Deuxième terme qui aura beaucoup marqué le second confinement : celui de « commerce essentiel », qui implique, par ricochet, que les commerces qui ne sont pas qualifiés de la sorte ne sont pas essentiels… Autant le caractère très restreint des commerces ouverts lors de la première vague n’avait pas trop porté à polémique sur le sujet, autant le caractère moins restrictif du second a suscité des comparaisons délicates, entre commerces ouverts et commerces fermés, certains commerces ouverts (bricolage, caviste) pouvant sembler moins essentiels que certains commerces fermés (puériculture, librairie). D’abord il faut pointer que, là encore, la France a fait le choix de restrictions plus fortes que beaucoup de pays, l’Allemagne ayant longtemps gardé tous ses commerces ouverts. Pire, aucune étude ne montre que les commerces fermés étaient particulièrement dangereux, la concentration dans ceux restés ouverts pouvant au contraire y accentuer la densité des clients, et donc le danger épidémique…

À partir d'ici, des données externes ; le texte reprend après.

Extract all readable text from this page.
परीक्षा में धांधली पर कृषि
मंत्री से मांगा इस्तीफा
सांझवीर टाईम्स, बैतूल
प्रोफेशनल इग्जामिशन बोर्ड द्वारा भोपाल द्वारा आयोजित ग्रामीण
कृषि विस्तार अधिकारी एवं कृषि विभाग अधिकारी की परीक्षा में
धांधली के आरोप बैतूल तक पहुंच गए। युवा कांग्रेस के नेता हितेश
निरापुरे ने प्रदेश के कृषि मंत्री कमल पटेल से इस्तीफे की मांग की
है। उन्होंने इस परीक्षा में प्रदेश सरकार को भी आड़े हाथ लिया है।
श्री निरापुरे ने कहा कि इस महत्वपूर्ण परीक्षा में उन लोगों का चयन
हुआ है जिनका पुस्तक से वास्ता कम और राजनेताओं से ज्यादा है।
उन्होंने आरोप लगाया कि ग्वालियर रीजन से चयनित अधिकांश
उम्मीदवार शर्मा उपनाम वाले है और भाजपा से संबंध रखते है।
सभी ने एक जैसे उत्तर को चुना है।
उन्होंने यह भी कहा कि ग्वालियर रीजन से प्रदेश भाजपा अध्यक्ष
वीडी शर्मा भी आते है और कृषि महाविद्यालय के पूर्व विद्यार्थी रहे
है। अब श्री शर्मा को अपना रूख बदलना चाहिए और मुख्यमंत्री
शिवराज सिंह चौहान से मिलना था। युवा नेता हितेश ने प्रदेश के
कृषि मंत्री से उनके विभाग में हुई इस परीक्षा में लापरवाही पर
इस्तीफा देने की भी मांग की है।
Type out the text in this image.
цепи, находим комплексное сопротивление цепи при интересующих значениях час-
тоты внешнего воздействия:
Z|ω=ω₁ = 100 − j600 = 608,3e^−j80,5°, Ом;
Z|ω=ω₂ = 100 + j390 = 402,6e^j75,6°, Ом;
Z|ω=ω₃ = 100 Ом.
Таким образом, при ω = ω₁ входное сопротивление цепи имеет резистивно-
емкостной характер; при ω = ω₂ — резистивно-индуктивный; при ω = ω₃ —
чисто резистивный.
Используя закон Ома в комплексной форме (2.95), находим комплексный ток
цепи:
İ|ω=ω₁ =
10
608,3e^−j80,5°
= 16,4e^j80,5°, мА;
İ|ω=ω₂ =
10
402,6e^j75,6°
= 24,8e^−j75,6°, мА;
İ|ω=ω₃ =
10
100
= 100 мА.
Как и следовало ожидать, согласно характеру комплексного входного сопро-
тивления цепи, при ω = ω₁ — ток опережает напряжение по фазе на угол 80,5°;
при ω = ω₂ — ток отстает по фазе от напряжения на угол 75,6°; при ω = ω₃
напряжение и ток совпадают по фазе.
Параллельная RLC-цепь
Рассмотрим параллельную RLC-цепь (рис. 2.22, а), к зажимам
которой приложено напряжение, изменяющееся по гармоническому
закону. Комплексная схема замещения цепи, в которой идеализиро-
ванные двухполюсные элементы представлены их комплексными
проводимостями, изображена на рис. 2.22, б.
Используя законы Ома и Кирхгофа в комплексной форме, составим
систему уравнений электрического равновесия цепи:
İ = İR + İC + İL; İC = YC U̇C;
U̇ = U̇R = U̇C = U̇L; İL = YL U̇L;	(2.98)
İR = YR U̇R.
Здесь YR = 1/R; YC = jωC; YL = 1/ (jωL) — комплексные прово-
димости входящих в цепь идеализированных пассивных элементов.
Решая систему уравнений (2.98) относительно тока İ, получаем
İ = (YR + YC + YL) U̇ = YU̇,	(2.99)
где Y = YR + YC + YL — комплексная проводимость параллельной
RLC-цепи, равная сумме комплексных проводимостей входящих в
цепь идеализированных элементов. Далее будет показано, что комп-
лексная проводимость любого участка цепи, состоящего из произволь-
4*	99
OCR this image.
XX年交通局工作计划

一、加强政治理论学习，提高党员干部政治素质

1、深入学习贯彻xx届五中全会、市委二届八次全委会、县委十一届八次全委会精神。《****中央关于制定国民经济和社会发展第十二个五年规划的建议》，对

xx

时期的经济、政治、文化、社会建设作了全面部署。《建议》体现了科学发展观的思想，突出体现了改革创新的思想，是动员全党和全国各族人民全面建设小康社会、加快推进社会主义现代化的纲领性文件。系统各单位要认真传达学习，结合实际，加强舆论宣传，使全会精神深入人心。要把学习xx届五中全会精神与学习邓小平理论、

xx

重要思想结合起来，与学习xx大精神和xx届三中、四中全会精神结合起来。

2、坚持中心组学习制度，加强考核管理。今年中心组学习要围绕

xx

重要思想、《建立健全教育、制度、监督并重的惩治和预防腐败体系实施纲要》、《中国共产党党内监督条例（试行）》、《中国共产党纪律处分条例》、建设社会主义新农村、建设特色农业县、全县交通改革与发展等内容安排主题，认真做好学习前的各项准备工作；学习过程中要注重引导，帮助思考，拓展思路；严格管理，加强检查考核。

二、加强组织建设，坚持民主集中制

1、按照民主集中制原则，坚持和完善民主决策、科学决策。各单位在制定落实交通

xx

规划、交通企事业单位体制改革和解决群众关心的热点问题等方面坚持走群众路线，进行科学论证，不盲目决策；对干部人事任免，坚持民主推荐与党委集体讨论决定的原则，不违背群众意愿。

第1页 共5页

En outre, ce terme est une double peine pour les commerces fermés, qui, outre une fermeture qui peut les envoyer à la faillite, subissent aussi le qualificatif de « non essentiel ». Non seulement ce dont ils font commerce est qualifié de non essentiel, en faisant des commerçants de seconde zone par rapport à ceux qui ont pu rester ouverts, mais en plus, leur fermeture administrative risque bien de rendre leur avenir non essentiel également. Il aurait été beaucoup plus judicieux de séparer de manière plus neutre les « commerces autorisés » à ouvrir des « commerces non autorisés » à ouvrir. Mais ce faisant, nos dirigeants se seraient placés en première ligne dans la séparation entre les deux catégories. Ils ont donc préféré créer une distinction arbitraire et très contestable entre les commerces qui seraient essentiels et ceux qui ne le seraient pas, sans se rendre compte de tout ce que cela implique…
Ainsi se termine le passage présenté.